Margarita salió de la casa, dejándolos solos. Ricardo trataba de avanzar en los ejercicios, mientras Héctor lo miraba con más furia. Molesto, Ricardo golpeó la mesa.
—¿Por qué me miras así, Héctor?
El conejo solo lo observaba, incapaz de hablar.
—Ah, sí no puedes hablar… ¡solo deja de mirarme así, quieres! Además, ¿no te habías ido hace unos días?
Ricardo recordó que hacía cinco días Héctor había vuelto a su forma humana y se había marchado. Aun así, el conejo lo seguía observando fijamente. Su nariz roja destacaba en su pelaje gris.
De pronto, Héctor estornudó dos veces y volvió a su forma humana: un muchacho apuesto, de cabello gris-marrón, ojos celestes y cuerpo atlético.
—Ah, conque así vuelves a tu forma humana —dijo Ricardo, observándolo sorprendido. — el sacudió la cabeza y añadió —porque estas tan enojado
Héctor, furioso, le respondió:
—¿Y todavía preguntas por qué estoy enojado? ¡Por tu culpa vivo con esta maldita condición!
—¿Por mi culpa? No recuerdo haberte hecho nada.
—Hace dos años, cuando no te encontré en el lugar de la pelea, empaque mis cosas y fui a buscarte. dejé a mi mamá en Ciudad del Este.
—Eso no fue mi culpa, fue tuya por dejarla sola.
— Para mi suerte ella está bien. Tengo mi celular haci qué suelo hablar con ella.

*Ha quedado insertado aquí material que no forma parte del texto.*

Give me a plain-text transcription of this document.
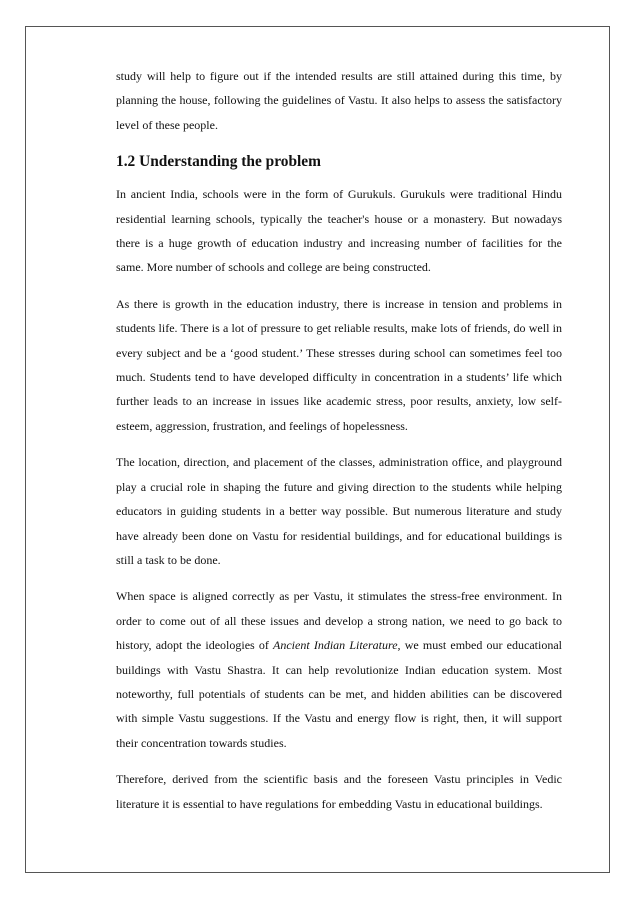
study will help to figure out if the intended results are still attained during this time, by planning the house, following the guidelines of Vastu. It also helps to assess the satisfactory level of these people.

1.2 Understanding the problem

In ancient India, schools were in the form of Gurukuls. Gurukuls were traditional Hindu residential learning schools, typically the teacher's house or a monastery. But nowadays there is a huge growth of education industry and increasing number of facilities for the same. More number of schools and college are being constructed.

As there is growth in the education industry, there is increase in tension and problems in students life. There is a lot of pressure to get reliable results, make lots of friends, do well in every subject and be a ‘good student.’ These stresses during school can sometimes feel too much. Students tend to have developed difficulty in concentration in a students’ life which further leads to an increase in issues like academic stress, poor results, anxiety, low self-esteem, aggression, frustration, and feelings of hopelessness.

The location, direction, and placement of the classes, administration office, and playground play a crucial role in shaping the future and giving direction to the students while helping educators in guiding students in a better way possible. But numerous literature and study have already been done on Vastu for residential buildings, and for educational buildings is still a task to be done.

When space is aligned correctly as per Vastu, it stimulates the stress-free environment. In order to come out of all these issues and develop a strong nation, we need to go back to history, adopt the ideologies of Ancient Indian Literature, we must embed our educational buildings with Vastu Shastra. It can help revolutionize Indian education system. Most noteworthy, full potentials of students can be met, and hidden abilities can be discovered with simple Vastu suggestions. If the Vastu and energy flow is right, then, it will support their concentration towards studies.

Therefore, derived from the scientific basis and the foreseen Vastu principles in Vedic literature it is essential to have regulations for embedding Vastu in educational buildings.
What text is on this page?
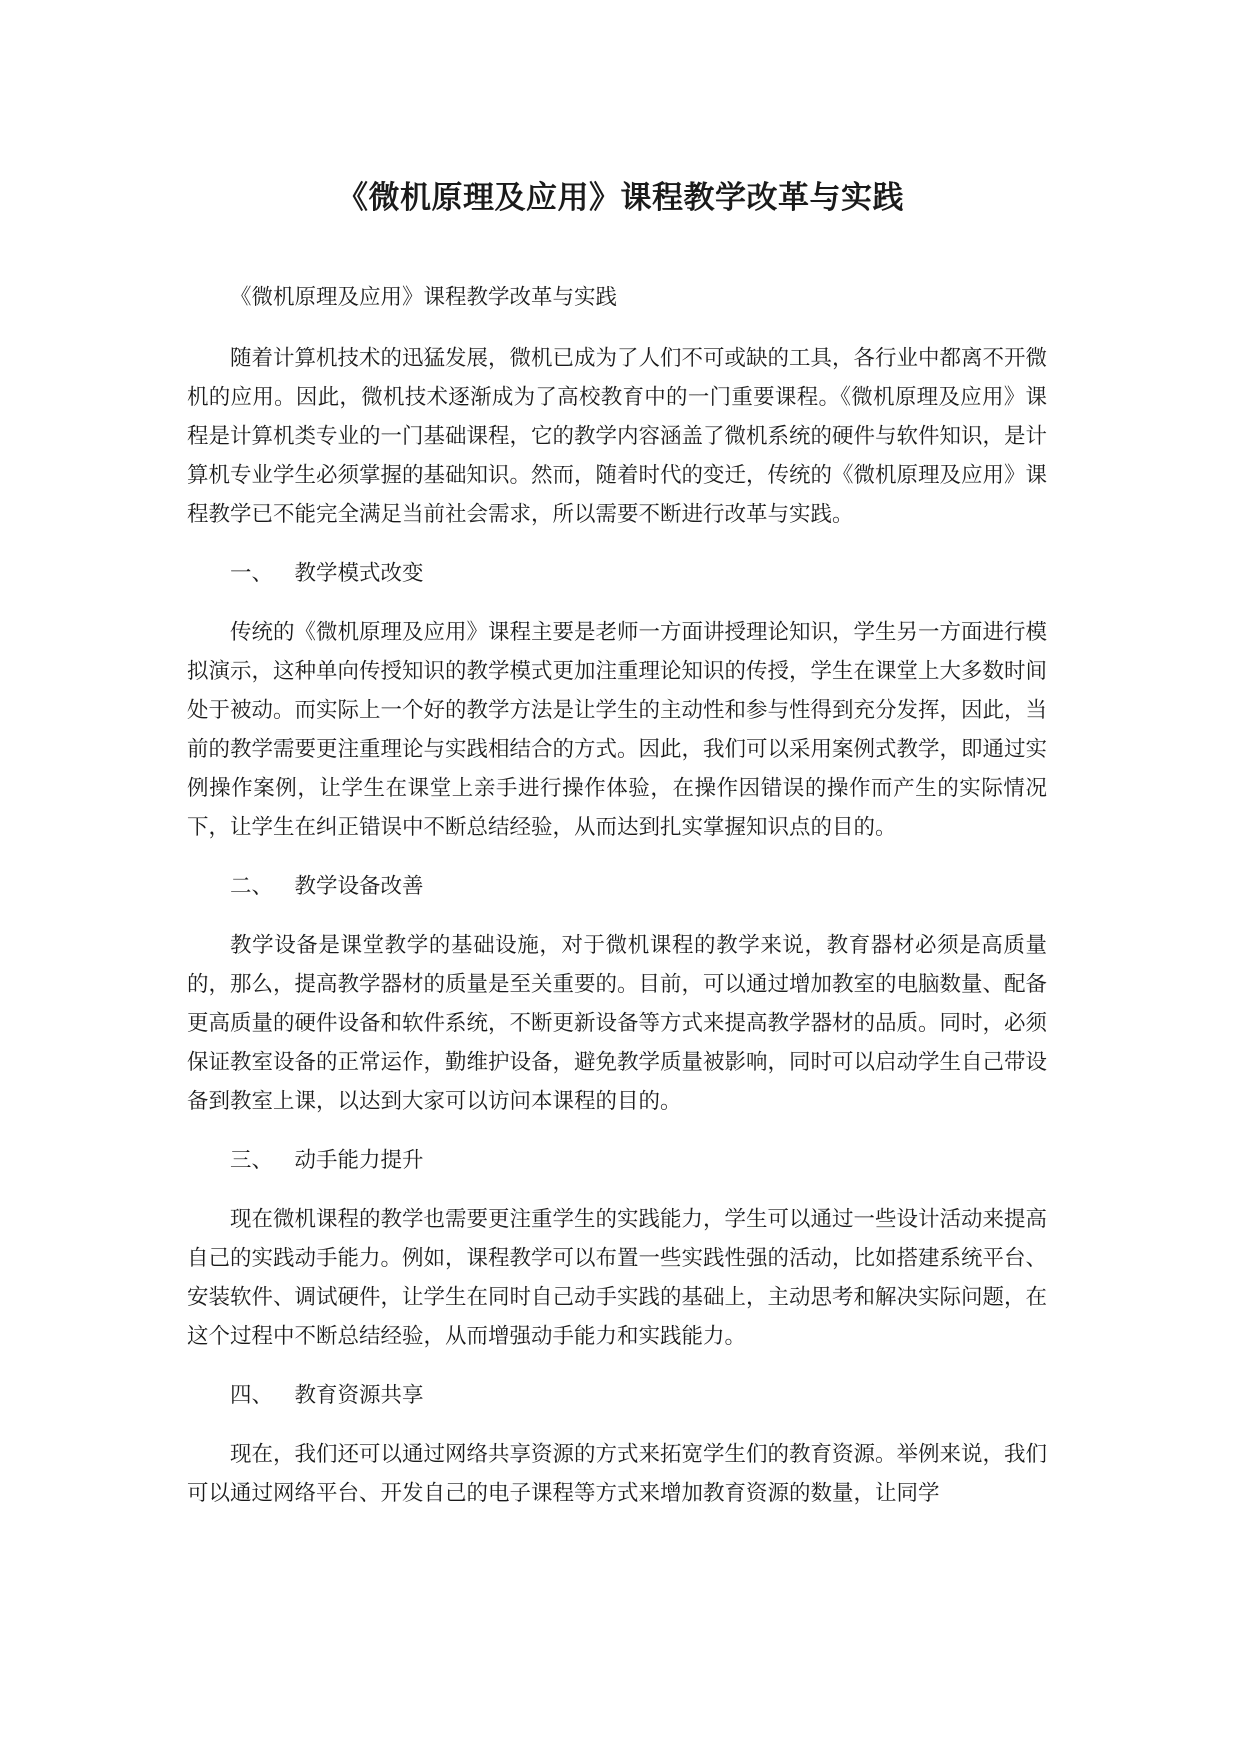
《微机原理及应用》课程教学改革与实践

《微机原理及应用》课程教学改革与实践

随着计算机技术的迅猛发展，微机已成为了人们不可或缺的工具，各行业中都离不开微机的应用。因此，微机技术逐渐成为了高校教育中的一门重要课程。《微机原理及应用》课程是计算机类专业的一门基础课程，它的教学内容涵盖了微机系统的硬件与软件知识，是计算机专业学生必须掌握的基础知识。然而，随着时代的变迁，传统的《微机原理及应用》课程教学已不能完全满足当前社会需求，所以需要不断进行改革与实践。

一、 教学模式改变

传统的《微机原理及应用》课程主要是老师一方面讲授理论知识，学生另一方面进行模拟演示，这种单向传授知识的教学模式更加注重理论知识的传授，学生在课堂上大多数时间处于被动。而实际上一个好的教学方法是让学生的主动性和参与性得到充分发挥，因此，当前的教学需要更注重理论与实践相结合的方式。因此，我们可以采用案例式教学，即通过实例操作案例，让学生在课堂上亲手进行操作体验，在操作因错误的操作而产生的实际情况下，让学生在纠正错误中不断总结经验，从而达到扎实掌握知识点的目的。

二、 教学设备改善

教学设备是课堂教学的基础设施，对于微机课程的教学来说，教育器材必须是高质量的，那么，提高教学器材的质量是至关重要的。目前，可以通过增加教室的电脑数量、配备更高质量的硬件设备和软件系统，不断更新设备等方式来提高教学器材的品质。同时，必须保证教室设备的正常运作，勤维护设备，避免教学质量被影响，同时可以启动学生自己带设备到教室上课，以达到大家可以访问本课程的目的。

三、 动手能力提升

现在微机课程的教学也需要更注重学生的实践能力，学生可以通过一些设计活动来提高自己的实践动手能力。例如，课程教学可以布置一些实践性强的活动，比如搭建系统平台、安装软件、调试硬件，让学生在同时自己动手实践的基础上，主动思考和解决实际问题，在这个过程中不断总结经验，从而增强动手能力和实践能力。

四、 教育资源共享

现在，我们还可以通过网络共享资源的方式来拓宽学生们的教育资源。举例来说，我们可以通过网络平台、开发自己的电子课程等方式来增加教育资源的数量，让同学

—Qué bien… —respondió Ricardo.
—¡No me distraigas! Cuando por fin te encontré, estabas cavando algo con una pala, ¡y esa misma pala fue con la que me lanzaste a la casa de una bruja!
—¿Qué? ¡Jajajaja! No digas estupideces, Héctor. Las brujas no existen.
—¿Ah, no? Entonces explícame cómo me convierto en esta bola de algodón cada vez que estornudo. —Héctor apretó los dientes.